Flow cytometry plot gated on human CD4 T cells.
Natural Treg are characterised as expressing both the CD4 T cell co-receptor and CD25, which is a component of the IL-2 receptor. Treg are thus CD4+ CD25+. Expression of the nuclear transcription factor Forkhead box P3 (FoxP3) is the defining property which determines natural Treg development and function.
FoxP3 is crucial for maintaining suppression of the immune system. Naturally occurring mutations in theFOXP3 gene can result in self-reactive lymphocytes that cause a rare but severe disease IPEX (Immune Dysregulation, Polyendocrinopathy, Enteropathy, X-Linked) in humans and scurfy in mice.
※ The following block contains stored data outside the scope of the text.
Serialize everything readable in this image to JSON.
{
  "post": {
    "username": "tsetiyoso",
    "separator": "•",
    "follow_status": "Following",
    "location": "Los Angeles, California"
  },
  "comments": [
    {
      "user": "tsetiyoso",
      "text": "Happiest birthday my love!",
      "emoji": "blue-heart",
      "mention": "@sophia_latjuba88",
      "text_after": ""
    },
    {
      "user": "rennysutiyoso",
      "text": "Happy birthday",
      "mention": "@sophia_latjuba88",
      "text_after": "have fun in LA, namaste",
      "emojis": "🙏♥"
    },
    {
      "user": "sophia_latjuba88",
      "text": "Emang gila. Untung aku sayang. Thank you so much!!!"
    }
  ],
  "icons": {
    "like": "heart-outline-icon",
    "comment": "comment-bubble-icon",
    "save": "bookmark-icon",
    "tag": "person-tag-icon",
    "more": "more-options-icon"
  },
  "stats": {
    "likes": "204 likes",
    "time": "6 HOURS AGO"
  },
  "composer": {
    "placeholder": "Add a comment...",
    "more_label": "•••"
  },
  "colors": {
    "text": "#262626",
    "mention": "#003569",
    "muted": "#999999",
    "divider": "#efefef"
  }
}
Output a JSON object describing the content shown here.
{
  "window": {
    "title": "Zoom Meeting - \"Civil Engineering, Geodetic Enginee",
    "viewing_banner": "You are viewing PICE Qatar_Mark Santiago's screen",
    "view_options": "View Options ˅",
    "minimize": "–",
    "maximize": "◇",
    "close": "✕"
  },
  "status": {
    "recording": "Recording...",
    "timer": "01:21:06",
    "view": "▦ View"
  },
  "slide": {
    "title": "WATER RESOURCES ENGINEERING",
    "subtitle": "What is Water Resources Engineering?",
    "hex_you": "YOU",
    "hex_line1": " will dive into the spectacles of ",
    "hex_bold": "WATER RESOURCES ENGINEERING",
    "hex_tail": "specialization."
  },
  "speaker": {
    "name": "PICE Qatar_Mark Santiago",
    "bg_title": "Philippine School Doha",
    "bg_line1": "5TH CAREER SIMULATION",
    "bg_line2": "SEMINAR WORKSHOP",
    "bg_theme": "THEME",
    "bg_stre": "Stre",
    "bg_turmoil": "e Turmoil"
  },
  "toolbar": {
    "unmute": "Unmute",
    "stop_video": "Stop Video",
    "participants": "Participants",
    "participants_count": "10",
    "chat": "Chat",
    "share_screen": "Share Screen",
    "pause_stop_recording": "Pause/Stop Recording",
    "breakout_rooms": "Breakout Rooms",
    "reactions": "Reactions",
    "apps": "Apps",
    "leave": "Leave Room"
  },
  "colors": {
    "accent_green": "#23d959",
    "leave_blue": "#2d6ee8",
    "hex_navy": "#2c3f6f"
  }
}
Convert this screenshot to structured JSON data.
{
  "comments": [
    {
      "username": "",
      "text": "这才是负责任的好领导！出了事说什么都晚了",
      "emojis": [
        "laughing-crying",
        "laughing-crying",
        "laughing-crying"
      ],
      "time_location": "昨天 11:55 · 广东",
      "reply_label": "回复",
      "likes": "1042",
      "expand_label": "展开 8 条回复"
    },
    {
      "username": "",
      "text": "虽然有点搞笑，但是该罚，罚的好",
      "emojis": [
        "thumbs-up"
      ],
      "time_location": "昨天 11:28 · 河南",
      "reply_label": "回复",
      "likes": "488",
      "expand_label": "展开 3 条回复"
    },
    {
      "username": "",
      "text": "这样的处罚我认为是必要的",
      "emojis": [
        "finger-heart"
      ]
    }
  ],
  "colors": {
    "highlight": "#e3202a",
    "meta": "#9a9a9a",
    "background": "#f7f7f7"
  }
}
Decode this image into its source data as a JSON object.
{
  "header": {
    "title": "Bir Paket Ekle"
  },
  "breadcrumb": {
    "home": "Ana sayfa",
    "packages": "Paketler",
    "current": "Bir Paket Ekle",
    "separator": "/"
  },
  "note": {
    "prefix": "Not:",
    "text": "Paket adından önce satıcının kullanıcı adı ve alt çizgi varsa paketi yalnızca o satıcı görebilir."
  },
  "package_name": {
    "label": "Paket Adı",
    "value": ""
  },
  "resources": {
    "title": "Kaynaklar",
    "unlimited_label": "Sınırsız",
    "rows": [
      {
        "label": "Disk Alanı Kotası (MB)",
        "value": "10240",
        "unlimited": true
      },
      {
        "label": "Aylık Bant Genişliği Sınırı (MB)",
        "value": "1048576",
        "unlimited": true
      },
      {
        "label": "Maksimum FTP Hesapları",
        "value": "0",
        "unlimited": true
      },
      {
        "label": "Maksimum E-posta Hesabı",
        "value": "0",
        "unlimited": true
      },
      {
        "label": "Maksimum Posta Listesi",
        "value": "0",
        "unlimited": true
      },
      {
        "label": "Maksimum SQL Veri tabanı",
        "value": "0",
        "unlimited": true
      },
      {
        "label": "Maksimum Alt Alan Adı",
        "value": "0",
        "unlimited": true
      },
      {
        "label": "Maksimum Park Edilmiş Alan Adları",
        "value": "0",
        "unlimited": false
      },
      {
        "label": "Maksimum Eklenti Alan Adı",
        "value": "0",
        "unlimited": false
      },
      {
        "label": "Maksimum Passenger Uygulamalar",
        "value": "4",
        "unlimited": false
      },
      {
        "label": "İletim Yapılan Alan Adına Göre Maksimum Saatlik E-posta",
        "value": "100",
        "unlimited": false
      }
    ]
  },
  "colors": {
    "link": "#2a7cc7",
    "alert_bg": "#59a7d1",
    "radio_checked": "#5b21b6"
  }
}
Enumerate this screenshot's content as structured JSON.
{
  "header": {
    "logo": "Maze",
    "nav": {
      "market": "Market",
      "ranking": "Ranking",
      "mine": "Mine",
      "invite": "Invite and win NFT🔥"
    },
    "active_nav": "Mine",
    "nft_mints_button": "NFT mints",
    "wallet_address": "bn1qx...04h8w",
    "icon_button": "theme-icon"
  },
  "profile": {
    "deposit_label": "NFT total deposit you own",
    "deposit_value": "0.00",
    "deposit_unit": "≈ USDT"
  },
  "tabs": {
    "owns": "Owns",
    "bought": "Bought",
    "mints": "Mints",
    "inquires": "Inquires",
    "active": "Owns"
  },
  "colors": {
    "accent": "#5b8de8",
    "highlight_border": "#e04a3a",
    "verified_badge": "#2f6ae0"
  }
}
Tregs suppress activation, proliferation and cytokine production of CD4+ T cells and CD8+ T cells, and are thought to suppress B cells and dendritic cells. Tregs can produce soluble messengers which have a suppressive function, including TGF-beta, IL-10 and adenosine. Additional markers of natural Tregs are CD152 (CTLA-4) and GITR (glucocorticoid-induced TNF receptor), although it should be noted that these are also expressed by other T-cell types periodically (e.g. activated T cells) so they are not in themselves unequivocally diagnostic. However, the role of these markers on other T cells is not clearly defined. T cells without a specialised regulatory capacity may also compete for resources such as growth factors and MHC class II stimulation and thus have a regulatory role via this general mechanism of competition.